At 1 week postoperatively, the patient was transitioned from a long-arm splint into a neutral orthoplast splint and instructed to come out daily for passive motion at the elbow following a terrible triad rehabilitation protocol. This included supination and pronation when the elbow is flexed past 90°, and elbow flexion and extension with the forearm pronated.

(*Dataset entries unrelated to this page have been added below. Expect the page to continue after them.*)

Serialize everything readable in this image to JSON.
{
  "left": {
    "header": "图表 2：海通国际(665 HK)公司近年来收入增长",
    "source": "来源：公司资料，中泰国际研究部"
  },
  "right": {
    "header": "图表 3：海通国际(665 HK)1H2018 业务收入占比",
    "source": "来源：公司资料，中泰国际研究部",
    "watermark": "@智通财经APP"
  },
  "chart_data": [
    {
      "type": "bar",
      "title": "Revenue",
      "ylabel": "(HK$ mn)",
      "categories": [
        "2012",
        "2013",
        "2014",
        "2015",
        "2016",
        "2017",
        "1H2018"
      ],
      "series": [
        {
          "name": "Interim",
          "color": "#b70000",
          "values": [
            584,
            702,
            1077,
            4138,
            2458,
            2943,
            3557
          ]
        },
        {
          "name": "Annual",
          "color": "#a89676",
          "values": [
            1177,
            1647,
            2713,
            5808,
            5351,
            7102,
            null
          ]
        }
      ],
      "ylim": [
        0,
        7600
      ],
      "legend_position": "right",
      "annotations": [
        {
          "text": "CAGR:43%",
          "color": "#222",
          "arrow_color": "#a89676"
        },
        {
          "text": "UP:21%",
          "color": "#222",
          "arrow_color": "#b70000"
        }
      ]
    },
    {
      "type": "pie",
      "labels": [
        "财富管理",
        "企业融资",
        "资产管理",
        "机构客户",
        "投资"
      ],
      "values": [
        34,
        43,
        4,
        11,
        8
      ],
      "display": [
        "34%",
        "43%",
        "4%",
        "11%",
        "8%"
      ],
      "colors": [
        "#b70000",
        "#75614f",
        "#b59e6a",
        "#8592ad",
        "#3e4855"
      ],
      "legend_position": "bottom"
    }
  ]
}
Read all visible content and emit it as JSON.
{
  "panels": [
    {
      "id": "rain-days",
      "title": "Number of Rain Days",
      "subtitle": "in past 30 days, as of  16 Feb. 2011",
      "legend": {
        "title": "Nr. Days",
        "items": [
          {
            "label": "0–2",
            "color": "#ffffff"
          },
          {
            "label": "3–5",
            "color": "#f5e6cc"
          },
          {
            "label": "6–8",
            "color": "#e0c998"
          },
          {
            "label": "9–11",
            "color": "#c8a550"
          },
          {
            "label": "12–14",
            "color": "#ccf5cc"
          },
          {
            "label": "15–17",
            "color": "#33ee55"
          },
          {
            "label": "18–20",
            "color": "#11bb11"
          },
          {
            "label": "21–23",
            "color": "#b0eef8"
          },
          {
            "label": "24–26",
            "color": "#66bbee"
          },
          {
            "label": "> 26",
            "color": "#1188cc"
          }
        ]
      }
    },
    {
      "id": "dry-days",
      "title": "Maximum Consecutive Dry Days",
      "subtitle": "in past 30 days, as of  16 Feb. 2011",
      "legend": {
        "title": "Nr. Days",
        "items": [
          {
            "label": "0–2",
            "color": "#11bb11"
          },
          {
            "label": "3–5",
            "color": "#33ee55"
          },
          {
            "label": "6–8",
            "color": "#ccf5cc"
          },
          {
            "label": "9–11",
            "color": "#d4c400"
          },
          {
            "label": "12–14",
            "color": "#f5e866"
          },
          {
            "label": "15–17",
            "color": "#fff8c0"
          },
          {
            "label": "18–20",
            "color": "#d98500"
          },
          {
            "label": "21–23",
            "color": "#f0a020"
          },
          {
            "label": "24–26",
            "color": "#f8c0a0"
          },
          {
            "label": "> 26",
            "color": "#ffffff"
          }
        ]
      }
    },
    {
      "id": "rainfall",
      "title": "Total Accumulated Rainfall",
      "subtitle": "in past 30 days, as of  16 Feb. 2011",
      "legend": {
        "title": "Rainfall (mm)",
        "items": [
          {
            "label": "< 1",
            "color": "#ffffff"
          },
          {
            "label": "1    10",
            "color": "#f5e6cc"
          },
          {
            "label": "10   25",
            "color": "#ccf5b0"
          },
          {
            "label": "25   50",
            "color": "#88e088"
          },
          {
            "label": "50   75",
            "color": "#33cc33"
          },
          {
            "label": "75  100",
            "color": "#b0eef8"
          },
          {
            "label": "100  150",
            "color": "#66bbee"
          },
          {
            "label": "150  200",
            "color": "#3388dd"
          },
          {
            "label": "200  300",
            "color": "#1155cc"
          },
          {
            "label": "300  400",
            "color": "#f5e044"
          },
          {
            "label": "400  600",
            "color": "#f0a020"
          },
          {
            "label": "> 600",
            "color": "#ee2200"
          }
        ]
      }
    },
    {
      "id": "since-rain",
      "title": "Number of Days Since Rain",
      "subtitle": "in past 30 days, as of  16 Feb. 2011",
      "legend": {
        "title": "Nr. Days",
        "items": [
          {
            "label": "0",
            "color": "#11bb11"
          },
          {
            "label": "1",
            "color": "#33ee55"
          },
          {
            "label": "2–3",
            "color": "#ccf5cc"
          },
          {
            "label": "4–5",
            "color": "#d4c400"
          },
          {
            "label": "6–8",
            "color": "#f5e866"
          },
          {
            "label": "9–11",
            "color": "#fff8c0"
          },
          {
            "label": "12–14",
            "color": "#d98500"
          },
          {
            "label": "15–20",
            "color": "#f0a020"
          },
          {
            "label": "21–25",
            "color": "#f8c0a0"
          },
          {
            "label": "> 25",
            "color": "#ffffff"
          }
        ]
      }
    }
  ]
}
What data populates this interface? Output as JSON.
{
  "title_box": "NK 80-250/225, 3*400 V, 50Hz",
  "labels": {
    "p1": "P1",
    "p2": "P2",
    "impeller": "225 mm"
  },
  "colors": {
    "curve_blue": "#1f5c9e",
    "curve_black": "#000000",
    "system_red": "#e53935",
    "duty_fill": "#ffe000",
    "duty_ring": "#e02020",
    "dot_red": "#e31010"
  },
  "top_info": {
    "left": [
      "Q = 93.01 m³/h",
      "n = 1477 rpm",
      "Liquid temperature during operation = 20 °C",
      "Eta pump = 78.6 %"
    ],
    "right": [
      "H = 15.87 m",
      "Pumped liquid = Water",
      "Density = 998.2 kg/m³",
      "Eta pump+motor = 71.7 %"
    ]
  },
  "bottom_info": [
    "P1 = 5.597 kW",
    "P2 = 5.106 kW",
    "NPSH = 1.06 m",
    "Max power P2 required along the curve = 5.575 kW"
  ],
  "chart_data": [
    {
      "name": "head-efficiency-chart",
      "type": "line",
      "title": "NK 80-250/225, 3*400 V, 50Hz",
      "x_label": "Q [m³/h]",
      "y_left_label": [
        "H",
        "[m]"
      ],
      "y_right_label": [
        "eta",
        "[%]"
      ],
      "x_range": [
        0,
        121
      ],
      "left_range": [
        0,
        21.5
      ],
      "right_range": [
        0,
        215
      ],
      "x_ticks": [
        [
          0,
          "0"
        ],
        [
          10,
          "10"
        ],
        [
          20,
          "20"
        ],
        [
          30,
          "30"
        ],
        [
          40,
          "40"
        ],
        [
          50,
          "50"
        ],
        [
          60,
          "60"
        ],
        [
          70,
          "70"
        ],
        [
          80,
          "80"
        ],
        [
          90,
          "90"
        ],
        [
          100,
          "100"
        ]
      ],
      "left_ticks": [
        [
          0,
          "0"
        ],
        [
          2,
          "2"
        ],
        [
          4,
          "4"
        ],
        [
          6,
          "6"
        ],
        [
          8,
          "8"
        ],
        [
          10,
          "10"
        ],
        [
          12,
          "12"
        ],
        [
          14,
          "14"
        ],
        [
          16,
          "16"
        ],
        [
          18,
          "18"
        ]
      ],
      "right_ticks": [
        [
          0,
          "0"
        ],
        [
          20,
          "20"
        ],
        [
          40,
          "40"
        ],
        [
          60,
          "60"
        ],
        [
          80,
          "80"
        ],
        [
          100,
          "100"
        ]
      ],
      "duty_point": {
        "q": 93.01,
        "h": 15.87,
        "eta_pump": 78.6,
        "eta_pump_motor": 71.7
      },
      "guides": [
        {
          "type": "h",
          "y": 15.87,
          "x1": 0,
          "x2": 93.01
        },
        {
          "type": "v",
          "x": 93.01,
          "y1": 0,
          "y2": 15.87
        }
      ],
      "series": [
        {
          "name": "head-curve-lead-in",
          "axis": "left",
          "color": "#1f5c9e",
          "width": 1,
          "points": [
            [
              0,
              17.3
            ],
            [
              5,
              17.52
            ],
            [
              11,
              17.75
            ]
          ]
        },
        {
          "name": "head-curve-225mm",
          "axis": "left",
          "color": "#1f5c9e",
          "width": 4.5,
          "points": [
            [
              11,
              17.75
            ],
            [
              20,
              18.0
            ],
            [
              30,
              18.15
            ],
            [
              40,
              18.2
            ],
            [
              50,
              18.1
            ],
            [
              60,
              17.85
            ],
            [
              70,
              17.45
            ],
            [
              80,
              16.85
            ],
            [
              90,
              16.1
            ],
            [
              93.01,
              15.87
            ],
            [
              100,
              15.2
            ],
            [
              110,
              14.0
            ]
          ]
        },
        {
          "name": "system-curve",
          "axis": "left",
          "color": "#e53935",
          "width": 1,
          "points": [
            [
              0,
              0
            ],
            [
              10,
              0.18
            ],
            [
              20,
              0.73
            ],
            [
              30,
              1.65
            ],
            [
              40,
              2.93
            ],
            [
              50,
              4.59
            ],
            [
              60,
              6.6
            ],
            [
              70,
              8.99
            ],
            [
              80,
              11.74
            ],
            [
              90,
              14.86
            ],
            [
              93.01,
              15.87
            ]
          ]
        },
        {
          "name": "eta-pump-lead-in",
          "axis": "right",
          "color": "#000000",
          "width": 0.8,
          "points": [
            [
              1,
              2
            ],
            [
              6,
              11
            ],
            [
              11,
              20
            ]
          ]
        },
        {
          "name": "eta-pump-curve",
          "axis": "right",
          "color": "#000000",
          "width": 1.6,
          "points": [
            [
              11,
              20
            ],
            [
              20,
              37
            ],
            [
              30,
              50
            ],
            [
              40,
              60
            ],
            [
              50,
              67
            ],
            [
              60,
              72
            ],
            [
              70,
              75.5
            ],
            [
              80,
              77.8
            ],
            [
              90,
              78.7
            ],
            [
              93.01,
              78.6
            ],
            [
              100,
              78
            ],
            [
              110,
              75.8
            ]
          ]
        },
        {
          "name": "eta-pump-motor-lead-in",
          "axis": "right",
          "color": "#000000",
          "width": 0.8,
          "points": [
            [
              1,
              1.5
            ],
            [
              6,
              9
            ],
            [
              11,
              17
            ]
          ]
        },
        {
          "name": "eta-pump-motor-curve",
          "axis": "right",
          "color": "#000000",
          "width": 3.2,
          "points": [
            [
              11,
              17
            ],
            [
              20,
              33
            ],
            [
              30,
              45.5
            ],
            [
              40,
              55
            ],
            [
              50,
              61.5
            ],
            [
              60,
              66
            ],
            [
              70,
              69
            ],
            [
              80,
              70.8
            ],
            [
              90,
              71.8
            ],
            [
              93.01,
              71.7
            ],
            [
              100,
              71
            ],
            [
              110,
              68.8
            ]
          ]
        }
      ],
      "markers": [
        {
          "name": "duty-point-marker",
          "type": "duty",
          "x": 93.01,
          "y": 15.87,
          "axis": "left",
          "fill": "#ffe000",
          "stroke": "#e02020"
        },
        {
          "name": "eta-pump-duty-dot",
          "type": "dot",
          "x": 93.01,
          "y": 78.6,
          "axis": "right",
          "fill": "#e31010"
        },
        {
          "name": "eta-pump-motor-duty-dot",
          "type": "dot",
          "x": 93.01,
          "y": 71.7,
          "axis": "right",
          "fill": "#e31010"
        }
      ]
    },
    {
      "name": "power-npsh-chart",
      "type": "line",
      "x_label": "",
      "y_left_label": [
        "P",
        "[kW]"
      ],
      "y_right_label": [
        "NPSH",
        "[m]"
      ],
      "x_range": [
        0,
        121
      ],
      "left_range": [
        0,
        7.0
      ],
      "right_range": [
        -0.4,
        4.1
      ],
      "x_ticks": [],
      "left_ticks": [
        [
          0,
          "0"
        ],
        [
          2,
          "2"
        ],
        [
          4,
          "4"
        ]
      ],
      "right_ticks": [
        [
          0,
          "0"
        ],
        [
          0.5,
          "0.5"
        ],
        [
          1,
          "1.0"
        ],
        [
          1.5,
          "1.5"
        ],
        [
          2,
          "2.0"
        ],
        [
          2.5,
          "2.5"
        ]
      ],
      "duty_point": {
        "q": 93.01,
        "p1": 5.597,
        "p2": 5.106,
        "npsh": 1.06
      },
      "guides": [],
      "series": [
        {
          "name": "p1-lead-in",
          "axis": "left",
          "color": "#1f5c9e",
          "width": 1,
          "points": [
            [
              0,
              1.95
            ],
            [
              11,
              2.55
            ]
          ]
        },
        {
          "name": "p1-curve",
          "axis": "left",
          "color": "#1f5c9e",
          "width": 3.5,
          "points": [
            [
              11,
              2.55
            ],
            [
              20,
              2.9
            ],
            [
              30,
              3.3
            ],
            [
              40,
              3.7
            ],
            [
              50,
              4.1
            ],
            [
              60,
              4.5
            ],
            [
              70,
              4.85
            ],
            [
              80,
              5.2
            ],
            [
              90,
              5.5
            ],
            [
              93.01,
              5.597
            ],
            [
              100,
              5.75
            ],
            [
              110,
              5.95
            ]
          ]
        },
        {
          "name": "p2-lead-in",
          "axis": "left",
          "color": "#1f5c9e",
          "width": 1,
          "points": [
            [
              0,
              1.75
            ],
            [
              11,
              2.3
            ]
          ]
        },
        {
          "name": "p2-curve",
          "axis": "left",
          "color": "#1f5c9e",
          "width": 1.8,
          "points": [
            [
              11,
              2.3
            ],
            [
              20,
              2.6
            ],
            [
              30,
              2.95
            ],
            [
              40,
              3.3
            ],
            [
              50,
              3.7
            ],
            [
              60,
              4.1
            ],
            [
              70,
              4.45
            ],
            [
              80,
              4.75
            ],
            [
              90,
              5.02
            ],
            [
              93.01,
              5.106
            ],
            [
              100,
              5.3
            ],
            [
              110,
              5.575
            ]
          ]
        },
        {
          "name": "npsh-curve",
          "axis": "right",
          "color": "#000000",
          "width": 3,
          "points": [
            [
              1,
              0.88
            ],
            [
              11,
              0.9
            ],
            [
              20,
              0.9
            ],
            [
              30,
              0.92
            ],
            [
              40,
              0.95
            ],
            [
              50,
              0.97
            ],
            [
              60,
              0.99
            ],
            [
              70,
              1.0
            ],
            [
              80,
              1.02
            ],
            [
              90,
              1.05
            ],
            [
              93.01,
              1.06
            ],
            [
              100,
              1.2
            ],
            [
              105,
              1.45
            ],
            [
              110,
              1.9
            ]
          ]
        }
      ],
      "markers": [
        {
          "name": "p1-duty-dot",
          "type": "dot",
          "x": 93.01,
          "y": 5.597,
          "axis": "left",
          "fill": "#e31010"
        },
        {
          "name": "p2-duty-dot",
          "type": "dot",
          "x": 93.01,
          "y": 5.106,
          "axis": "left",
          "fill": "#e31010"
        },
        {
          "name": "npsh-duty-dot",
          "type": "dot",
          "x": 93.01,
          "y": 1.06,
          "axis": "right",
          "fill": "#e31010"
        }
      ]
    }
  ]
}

At 3 weeks postoperatively, her wounds were well healed.

Discussion

Periprosthetic distal humerus fractures are challenging fractures to treat and are becoming more frequent given the increasing numbers of shoulder arthroplasties and revision shoulder arthroplasties. Complication rates for reverse TSAs have been reported as being 3% to 68%, including infection, instability, loosening and periprosthetic fractures. Periprosthetic humerus fractures can occur intraoperatively or postoperatively, occurring 0.9% to 3.5% and 1% to 3%, respectively.

Long-stem implants, as demonstrated in this case, limit proximal fixation of distal humerus fractures. The alternatives to isolated fixation include fixation plus explantation of any long-stem implant with conversion to a short-stem implant, which allows more space for fixation proximally. In addition, a total elbow arthroplasty, distal humerus hemiarthroplasty or distal humerus megaprosthesis could be placed for distal fractures, and the bone between the implants can be plated. The major risk with this option is bone loss during extraction of the long-stem implant.

Key points

  • There are limited options for fixation of periprosthetic distal humerus fractures around a long stem.
  • ORIF or long-stem reverse TSA explantation with distal humeral arthroplasty implants are the two main options, although the limited bone stock requires careful screw placement, as well as potential need for bone cement.